The Financial Conduct Authority (FCA) has confirmed an 18-month extension to implement Strong Customer Authentication (SCA) rules with the e-commerce industry, including card issuers, payments firms and online retailers.
Proposed by the European Union, the rules will impact the ways in which banks and payment service providers verify customers’ identities and validate payment instructions.
The European Banking Authority has decided that 18 months is a reasonable time frame in which to implement SCA, given: “The complexity of the requirements, a lack of preparedness and the potential for a significant impact on consumes,” the FCA said.
The rules will apply from 14th September 2019, but the FCA does not intend to take immediate action against e-commerce firms that do not meet the full SCA requirements, as long as there is evidence that they have taken steps to comply. By the end of the 18-month period, the FCA expects all firms to have undertaken the testing required to apply SCA.

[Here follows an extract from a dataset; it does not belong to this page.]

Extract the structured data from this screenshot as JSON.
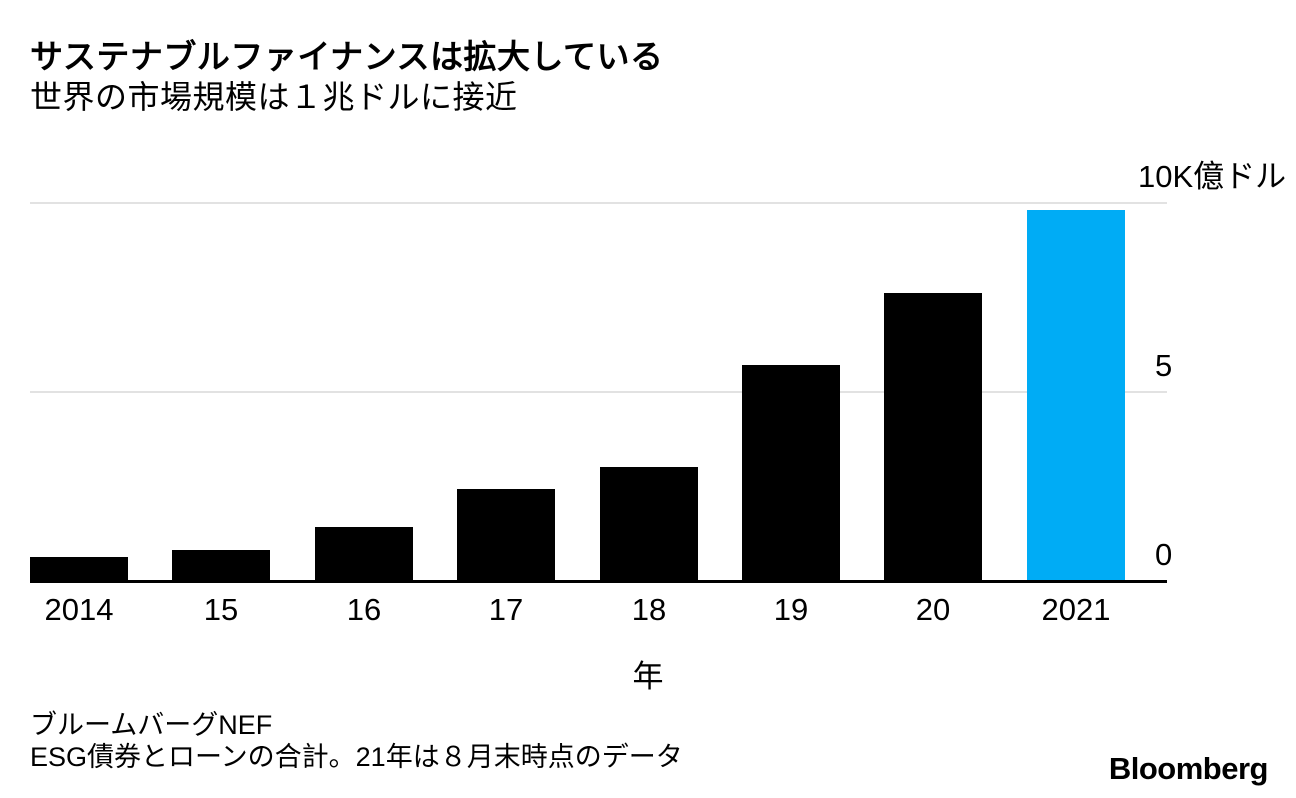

The regulator will continue to monitor the extent to which banks and payment services – which will still have to provide alternative means of authentication where necessary – are considering the impact of SCA on their customers.
Jonathan Davidson, Executive Director for Supervision – Retail and Authorisations, said: “The FCA has been working with the industry to put in place stronger means of ensuring that anyone seeking to make payments is not a fraudster. While these measures will reduce fraud, we want to make sure that they won’t cause material disruption to consumers themselves; so we have agreed a phased plan for their timely introduction.”